Climate Change Impacts and Adaption Conference: Dangerous Rates of Change, Exeter, Sept. 2008.

Many buildings demonstrate levels of overheating close to the maximum allowed by the building regulations. Therefore there is the potential that such designs will breach the regulations under the climatic conditions in the UK predicted as a result of climate change. In order to see if this concern is well founded, weather files representative of the possible weather between 2020 and 2080 were created and applied to a thermal model of a school. Unlike other work done on this subject, 28 variants of the basic design were studied in order to see if a consistent message would arise regardless of thermal mass, ventilation, glazed fraction and U-value. In addition, more extreme climate change scenarios were studied than is usual and a sensitivity analysis carried out with regard to the main climatic driving forces. In total 252 building/weather scenario combinations were studied.

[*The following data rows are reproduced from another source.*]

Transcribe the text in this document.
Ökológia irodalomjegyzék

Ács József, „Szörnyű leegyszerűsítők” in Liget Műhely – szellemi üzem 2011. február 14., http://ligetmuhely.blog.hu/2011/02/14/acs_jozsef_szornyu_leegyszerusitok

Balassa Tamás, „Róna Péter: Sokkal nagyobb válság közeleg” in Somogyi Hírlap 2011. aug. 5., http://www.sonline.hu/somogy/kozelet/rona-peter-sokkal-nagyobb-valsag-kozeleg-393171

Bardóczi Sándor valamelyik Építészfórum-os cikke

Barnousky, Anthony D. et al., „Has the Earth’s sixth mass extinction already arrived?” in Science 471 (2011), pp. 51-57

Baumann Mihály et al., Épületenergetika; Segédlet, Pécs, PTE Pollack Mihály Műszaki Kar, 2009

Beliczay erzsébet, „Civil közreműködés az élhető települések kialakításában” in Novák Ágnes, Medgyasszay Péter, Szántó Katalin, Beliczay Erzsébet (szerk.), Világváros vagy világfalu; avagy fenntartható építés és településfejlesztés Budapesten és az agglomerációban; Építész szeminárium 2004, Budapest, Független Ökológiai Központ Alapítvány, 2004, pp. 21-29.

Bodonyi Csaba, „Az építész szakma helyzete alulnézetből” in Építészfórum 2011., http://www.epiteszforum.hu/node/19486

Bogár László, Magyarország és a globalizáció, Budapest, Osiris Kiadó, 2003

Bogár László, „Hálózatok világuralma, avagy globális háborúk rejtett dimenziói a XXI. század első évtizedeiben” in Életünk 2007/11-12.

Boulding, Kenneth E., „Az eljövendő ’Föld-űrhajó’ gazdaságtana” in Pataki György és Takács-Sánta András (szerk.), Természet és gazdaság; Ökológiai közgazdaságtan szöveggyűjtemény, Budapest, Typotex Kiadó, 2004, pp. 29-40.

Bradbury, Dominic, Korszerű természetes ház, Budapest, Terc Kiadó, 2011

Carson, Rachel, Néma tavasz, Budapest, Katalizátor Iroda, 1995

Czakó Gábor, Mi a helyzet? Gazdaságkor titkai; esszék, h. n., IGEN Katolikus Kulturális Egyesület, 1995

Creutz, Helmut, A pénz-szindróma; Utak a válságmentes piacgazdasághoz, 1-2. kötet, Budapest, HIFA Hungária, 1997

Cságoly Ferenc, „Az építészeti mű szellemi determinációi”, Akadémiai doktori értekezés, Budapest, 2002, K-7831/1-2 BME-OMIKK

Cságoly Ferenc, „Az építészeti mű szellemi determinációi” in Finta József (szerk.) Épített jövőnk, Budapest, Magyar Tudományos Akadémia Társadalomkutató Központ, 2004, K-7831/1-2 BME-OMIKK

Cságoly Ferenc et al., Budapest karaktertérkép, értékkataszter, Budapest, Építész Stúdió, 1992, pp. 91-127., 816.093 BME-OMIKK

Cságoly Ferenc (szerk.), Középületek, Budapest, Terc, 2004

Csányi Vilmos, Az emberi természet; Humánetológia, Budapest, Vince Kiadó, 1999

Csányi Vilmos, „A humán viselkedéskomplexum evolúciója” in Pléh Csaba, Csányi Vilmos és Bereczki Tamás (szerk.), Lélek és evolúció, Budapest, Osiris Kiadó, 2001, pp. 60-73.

The results show that all of the building variants examined will have significant overheating by 2080. In light of these results it is suggested that the basis of school architecture will have to be revisited, as simple adjustments to the parameters listed above are unlikely to prove adequate. We have found the first indications that changes in the internal environment within buildings will follow linear trends under a changing climate (i.e. in direct proportion to the amount of climate change), and that the constant of proportionality that this implies (which we term the climate change resilience coefficient) can be used to characterise the inherent level of robustness of a design to a changing climate.